Wo der Winter wohnt
Inzwischen haben wir uns in unserer kleinen Rumpelhütte eingelebt und einsortiert. Wenn der Tag anbricht schüre ich das Feuer, bis es für meinen Mann warm genug ist zum Aufstehen. Ich stelle ihm die erste Tasse Kaffee vor die Nase. Was folgt ist ein brummen und die bereits erwähnten morgendlichen Rituale. Danach gibt es Rührei mit Speck und wir frühstücken bei Eisblumen am Fenster, die langsam von der Sonne vertrieben werden.
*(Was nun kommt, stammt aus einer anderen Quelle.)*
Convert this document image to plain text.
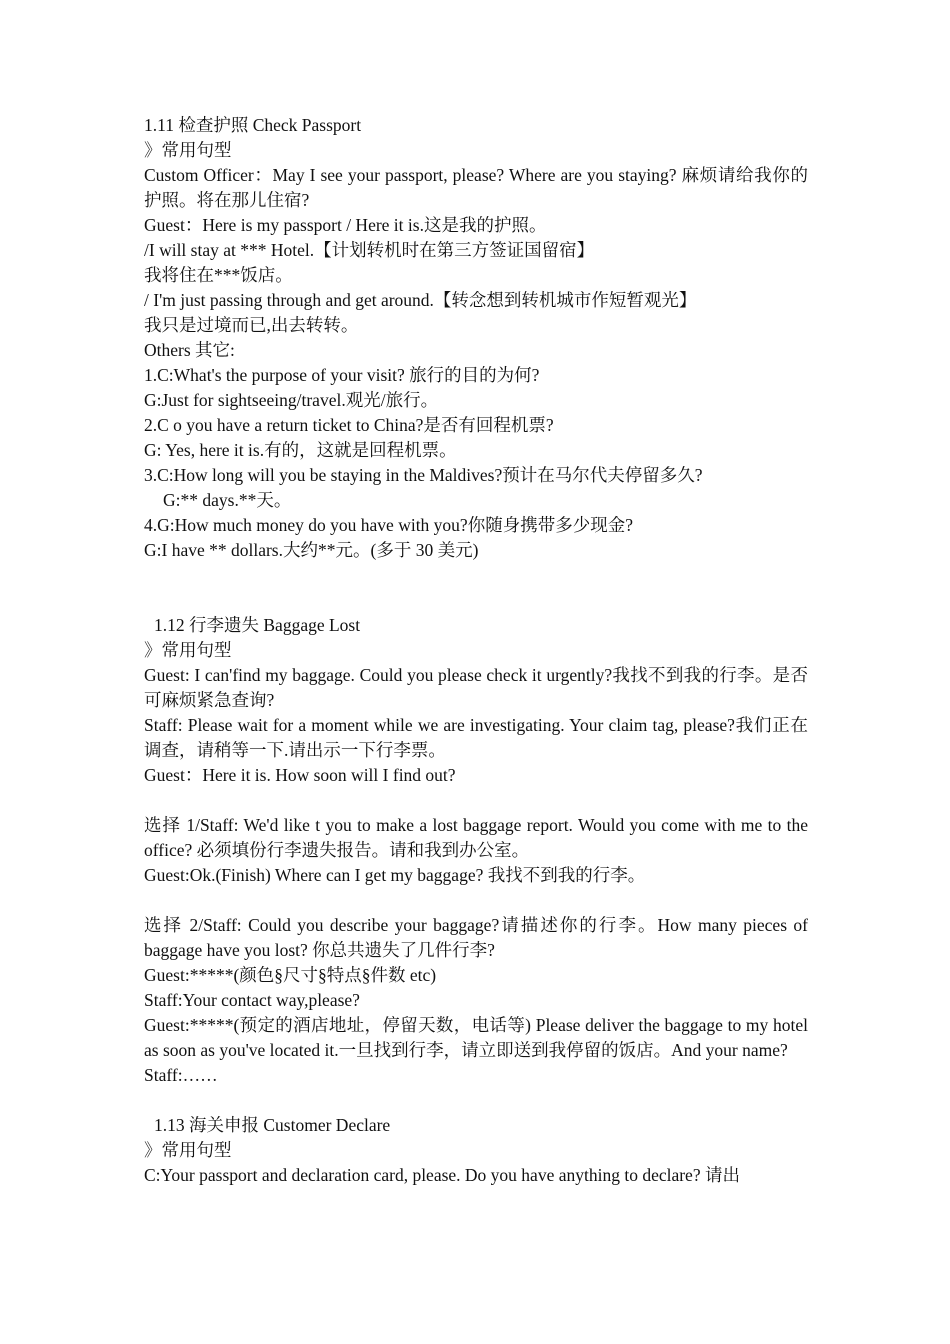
1.11 检查护照 Check Passport
》常用句型
Custom Officer：May I see your passport, please? Where are you staying? 麻烦请给我你的护照。将在那儿住宿?
Guest：Here is my passport / Here it is.这是我的护照。
/I will stay at *** Hotel.【计划转机时在第三方签证国留宿】
我将住在***饭店。
/ I'm just passing through and get around.【转念想到转机城市作短暂观光】
我只是过境而已,出去转转。
Others 其它:
1.C:What's the purpose of your visit? 旅行的目的为何?
G:Just for sightseeing/travel.观光/旅行。
2.C o you have a return ticket to China?是否有回程机票?
G: Yes, here it is.有的，这就是回程机票。
3.C:How long will you be staying in the Maldives?预计在马尔代夫停留多久?
G:** days.**天。
4.G:How much money do you have with you?你随身携带多少现金?
G:I have ** dollars.大约**元。(多于 30 美元)
1.12 行李遗失 Baggage Lost
》常用句型
Guest: I can'find my baggage. Could you please check it urgently?我找不到我的行李。是否可麻烦紧急查询?
Staff: Please wait for a moment while we are investigating. Your claim tag, please?我们正在调查，请稍等一下.请出示一下行李票。
Guest：Here it is. How soon will I find out?
选择 1/Staff: We'd like t you to make a lost baggage report. Would you come with me to the office? 必须填份行李遗失报告。请和我到办公室。
Guest:Ok.(Finish) Where can I get my baggage? 我找不到我的行李。
选择 2/Staff: Could you describe your baggage?请描述你的行李。How many pieces of baggage have you lost? 你总共遗失了几件行李?
Guest:*****(颜色§尺寸§特点§件数 etc)
Staff:Your contact way,please?
Guest:*****(预定的酒店地址，停留天数，电话等) Please deliver the baggage to my hotel as soon as you've located it.一旦找到行李，请立即送到我停留的饭店。And your name?
Staff:……
1.13 海关申报 Customer Declare
》常用句型
C:Your passport and declaration card, please. Do you have anything to declare? 请出
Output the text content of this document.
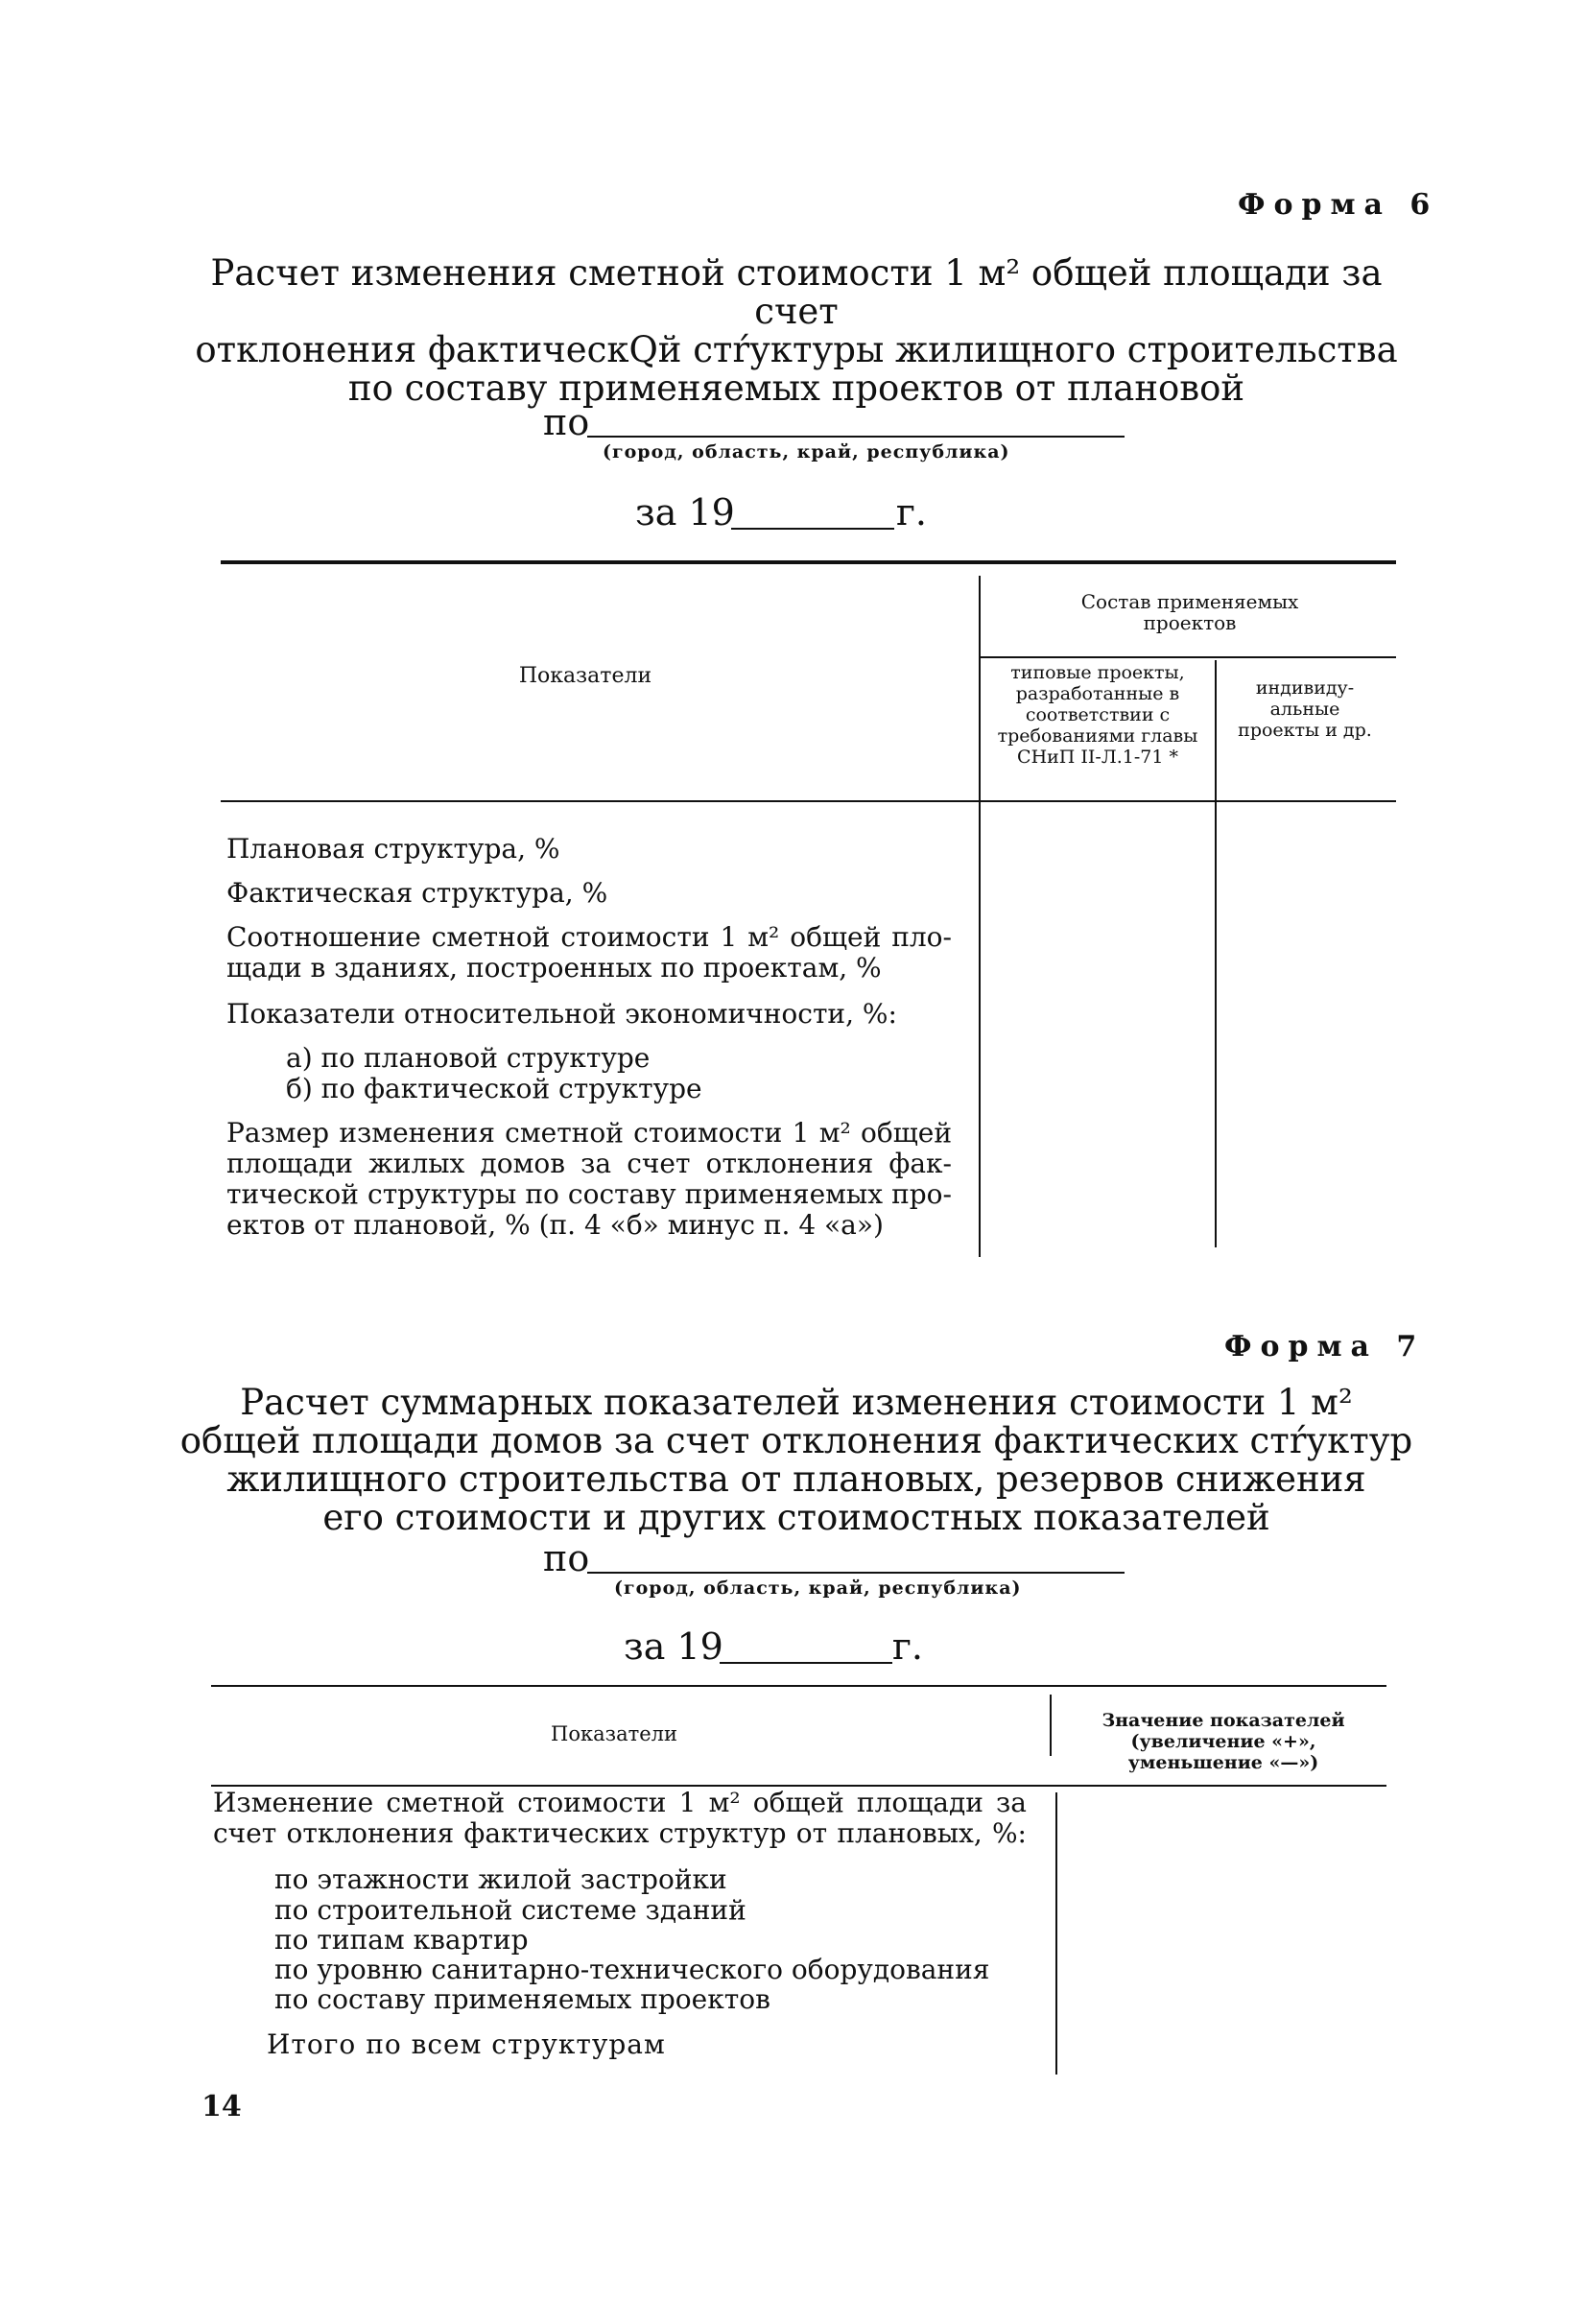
Форма 6
Расчет изменения сметной стоимости 1 м² общей площади за счет
отклонения фактическQй стŕуктуры жилищного строительства
по составу применяемых проектов от плановой
по
(город, область, край, республика)
за 19	г.
Показатели
Состав применяемых проектов
типовые проекты, разработанные в соответствии с требованиями главы СНиП II-Л.1-71 *
индивиду-альные проекты и др.
Плановая структура, %
Фактическая структура, %
Соотношение сметной стоимости 1 м² общей пло-
щади в зданиях, построенных по проектам, %
Показатели относительной экономичности, %:
а) по плановой структуре
б) по фактической структуре
Размер изменения сметной стоимости 1 м² общей
площади жилых домов за счет отклонения фак-
тической структуры по составу применяемых про-
ектов от плановой, % (п. 4 «б» минус п. 4 «а»)
Форма 7
Расчет суммарных показателей изменения стоимости 1 м²
общей площади домов за счет отклонения фактических стŕуктур
жилищного строительства от плановых, резервов снижения
его стоимости и других стоимостных показателей
по
(город, область, край, республика)
за 19	г.
Показатели
Значение показателей (увеличение «+», уменьшение «—»)
Изменение сметной стоимости 1 м² общей площади за
счет отклонения фактических структур от плановых, %:
по этажности жилой застройки
по строительной системе зданий
по типам квартир
по уровню санитарно-технического оборудования
по составу применяемых проектов
Итого по всем структурам
14
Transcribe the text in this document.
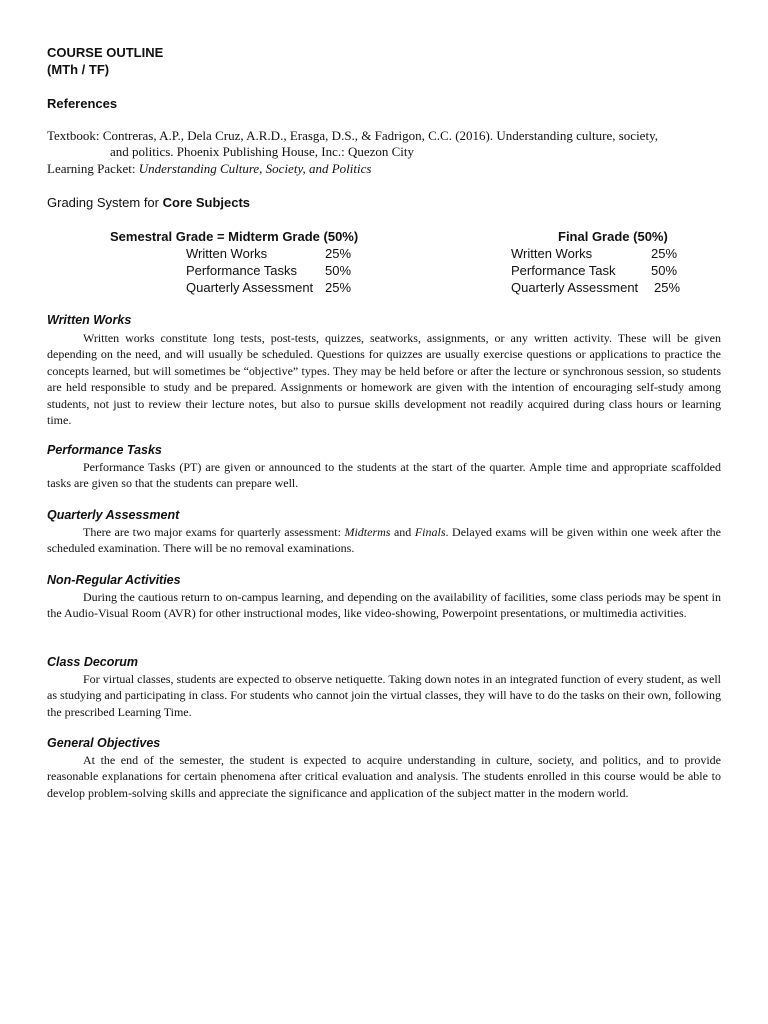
COURSE OUTLINE
(MTh / TF)
References
Textbook: Contreras, A.P., Dela Cruz, A.R.D., Erasga, D.S., & Fadrigon, C.C. (2016). Understanding culture, society,
and politics. Phoenix Publishing House, Inc.: Quezon City
Learning Packet: Understanding Culture, Society, and Politics
Grading System for Core Subjects
Semestral Grade = Midterm Grade (50%)
Written Works	25%
Performance Tasks 50%
Quarterly Assessment 25%
Final Grade (50%)
Written Works	25%
Performance Task	50%
Quarterly Assessment 25%
Written Works
Written works constitute long tests, post-tests, quizzes, seatworks, assignments, or any written activity. These will be given depending on the need, and will usually be scheduled. Questions for quizzes are usually exercise questions or applications to practice the concepts learned, but will sometimes be “objective” types. They may be held before or after the lecture or synchronous session, so students are held responsible to study and be prepared. Assignments or homework are given with the intention of encouraging self-study among students, not just to review their lecture notes, but also to pursue skills development not readily acquired during class hours or learning time.
Performance Tasks
Performance Tasks (PT) are given or announced to the students at the start of the quarter. Ample time and appropriate scaffolded tasks are given so that the students can prepare well.
Quarterly Assessment
There are two major exams for quarterly assessment: Midterms and Finals. Delayed exams will be given within one week after the scheduled examination. There will be no removal examinations.
Non-Regular Activities
During the cautious return to on-campus learning, and depending on the availability of facilities, some class periods may be spent in the Audio-Visual Room (AVR) for other instructional modes, like video-showing, Powerpoint presentations, or multimedia activities.
Class Decorum
For virtual classes, students are expected to observe netiquette. Taking down notes in an integrated function of every student, as well as studying and participating in class. For students who cannot join the virtual classes, they will have to do the tasks on their own, following the prescribed Learning Time.
General Objectives
At the end of the semester, the student is expected to acquire understanding in culture, society, and politics, and to provide reasonable explanations for certain phenomena after critical evaluation and analysis. The students enrolled in this course would be able to develop problem-solving skills and appreciate the significance and application of the subject matter in the modern world.
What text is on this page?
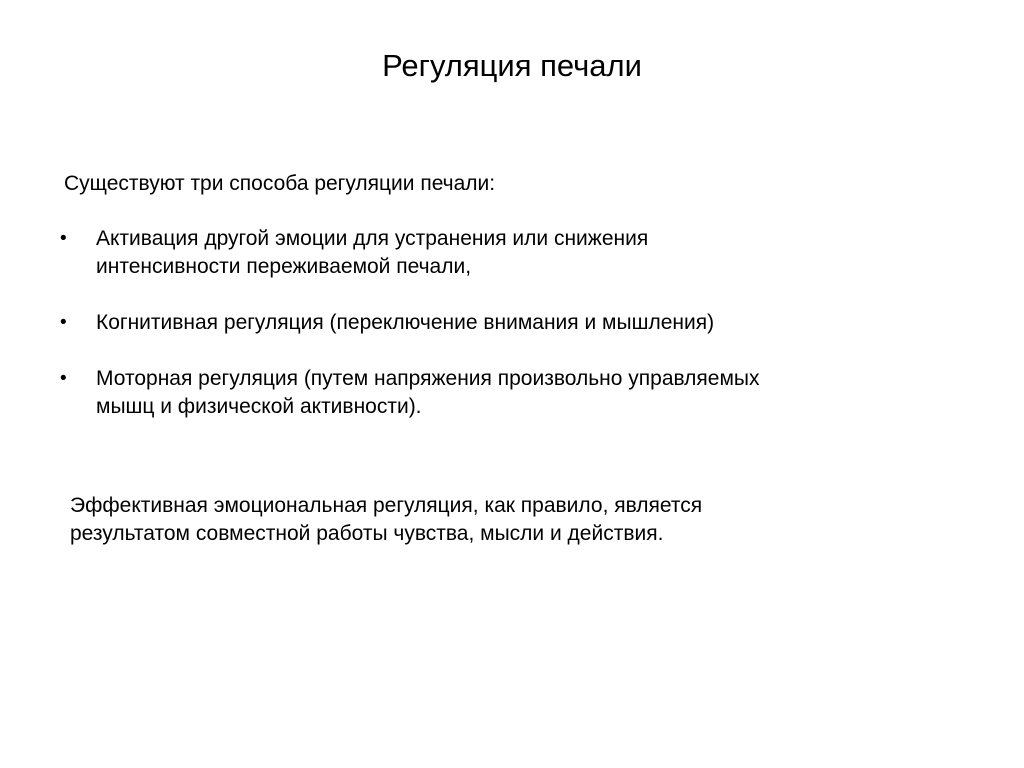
Регуляция печали

Существуют три способа регуляции печали:

•	Активация другой эмоции для устранения или снижения
интенсивности переживаемой печали,
•	Когнитивная регуляция (переключение внимания и мышления)
•	Моторная регуляция (путем напряжения произвольно управляемых
мышц и физической активности).

Эффективная эмоциональная регуляция, как правило, является
результатом совместной работы чувства, мысли и действия.
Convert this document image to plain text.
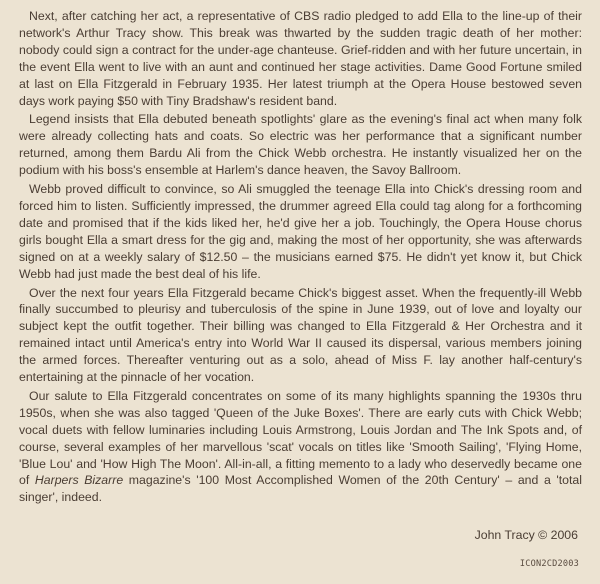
Next, after catching her act, a representative of CBS radio pledged to add Ella to the line-up of their network's Arthur Tracy show. This break was thwarted by the sudden tragic death of her mother: nobody could sign a contract for the under-age chanteuse. Grief-ridden and with her future uncertain, in the event Ella went to live with an aunt and continued her stage activities. Dame Good Fortune smiled at last on Ella Fitzgerald in February 1935. Her latest triumph at the Opera House bestowed seven days work paying $50 with Tiny Bradshaw's resident band.

Legend insists that Ella debuted beneath spotlights' glare as the evening's final act when many folk were already collecting hats and coats. So electric was her performance that a significant number returned, among them Bardu Ali from the Chick Webb orchestra. He instantly visualized her on the podium with his boss's ensemble at Harlem's dance heaven, the Savoy Ballroom.

Webb proved difficult to convince, so Ali smuggled the teenage Ella into Chick's dressing room and forced him to listen. Sufficiently impressed, the drummer agreed Ella could tag along for a forthcoming date and promised that if the kids liked her, he'd give her a job. Touchingly, the Opera House chorus girls bought Ella a smart dress for the gig and, making the most of her opportunity, she was afterwards signed on at a weekly salary of $12.50 – the musicians earned $75. He didn't yet know it, but Chick Webb had just made the best deal of his life.

Over the next four years Ella Fitzgerald became Chick's biggest asset. When the frequently-ill Webb finally succumbed to pleurisy and tuberculosis of the spine in June 1939, out of love and loyalty our subject kept the outfit together. Their billing was changed to Ella Fitzgerald & Her Orchestra and it remained intact until America's entry into World War II caused its dispersal, various members joining the armed forces. Thereafter venturing out as a solo, ahead of Miss F. lay another half-century's entertaining at the pinnacle of her vocation.

Our salute to Ella Fitzgerald concentrates on some of its many highlights spanning the 1930s thru 1950s, when she was also tagged 'Queen of the Juke Boxes'. There are early cuts with Chick Webb; vocal duets with fellow luminaries including Louis Armstrong, Louis Jordan and The Ink Spots and, of course, several examples of her marvellous 'scat' vocals on titles like 'Smooth Sailing', 'Flying Home, 'Blue Lou' and 'How High The Moon'. All-in-all, a fitting memento to a lady who deservedly became one of Harpers Bizarre magazine's '100 Most Accomplished Women of the 20th Century' – and a 'total singer', indeed.

John Tracy © 2006

ICON2CD2003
Der Tag ist jung und für heute planen wir eine große Wanderung. Wettergerecht in Daune gepackt starten wir zu Fuß vom Pier in Baikalskoe. Die Schiffe die hier liegen sind schon seit Wochen festgefroren und wirken wie aus der Zeit gefallen. Wir betreten das Eis des Baikalsees, mit einem zuerst leicht mulmigen Gefühl. Sooo viele Meter geht es nun unter uns in die Tiefe.
Es ist still. Kein Vogel, kein Insekt, rein gar NICHTS ist zu hören. Die Kälte hat die Landschaft fest im Griff. Jedoch lacht die Sonne mit uns und im Schnee funkeln tausende Kristalle um die Wette. Ein perfekter Wintertag bei -20 Grad. Wer den Winter nur noch aus Kindheitserinnerungen kennt, der sollte auf jeden Fall mal nach Sibirien reisen. Hier leisten Väterchen Frost und Frau Holle nach wie vor noch ganze Arbeit.
Wir suchen uns unseren Weg entlang der Eisbruchkante.
Richtung Norden. Manchmal sehen wir Autos über den zugefrorenen See fahren. Nach einiger Zeit erscheint uns eine Stelle passend um diese Berge aus aufgewirbeltem und wieder gefrorenen Eisplatten zu überqueren. Das ist gar nicht so einfach, denn die spitzen Kanten stehen meterhoch empor und jeder Schritt muss überlegt sein. Wir stehen inmitten des Eisbruchs und können nur noch staunen. Von hellblau bis smaragdfarben leuchten und schimmern diese Eisberge um uns herum in der Sonne.
Weiter. Der Eisbruch liegt nun links von uns. Wir nähern uns dem Kap Ludar und sofort kommt Wind auf. Das alleine reicht schon um die handschuhgeschützten Hände zusätzlich tief in der Daunenjacke zu vergraben. Sobald wir das Kap passiert haben lässt die Windböe Gott sei Dank wieder nach. Wir steuern nach Links und können das Ufer und den angrenzenden Wald sehen. Allerdings trennen uns davon noch mehrere hundert Meter Eis, mit den bereits bekannte spitzen Verwerfungen. Nicht ganz so hoch als an der eigentlichen Bruchkante aber eben sehr weitläufig. Der Weg durch diese Eisfläche ist anstrengend und abenteuerlich zugleich. Das Ziel schon so nah vor Augen und trotzdem muss jeder Meter Boden hart erkämpft werden. Erschöpft am Ufer angekommen, dürfen wir zur Belohnung mehrere meterhohe wunderschöne Eiszapfen an der Felswand bestaunen.
Zurück geht es nun steil bergauf durch den Wald. Es ist anstrengend und wir folgen Spuren die wir im Schnee finden. Zum Teil hilft auch meine Erinnerung an diesen Wegabschnitt weiter. Oben auf dem Bergrücken angekommen werden wir wieder belohnt. Diesmal mit einer großartigen Aussicht auf den Baikalsee und der gegenüberliegenden Gebirge. Von hier ab ist der Rückweg einfach. Vorbei an der Wetterstation geht es nun nur noch bergab. Hinunter in unser kleines Dörfchen Baikalskoe, dass sich, wie aus einem Bilderbuch gemalt im Tal vor uns ausbreitet.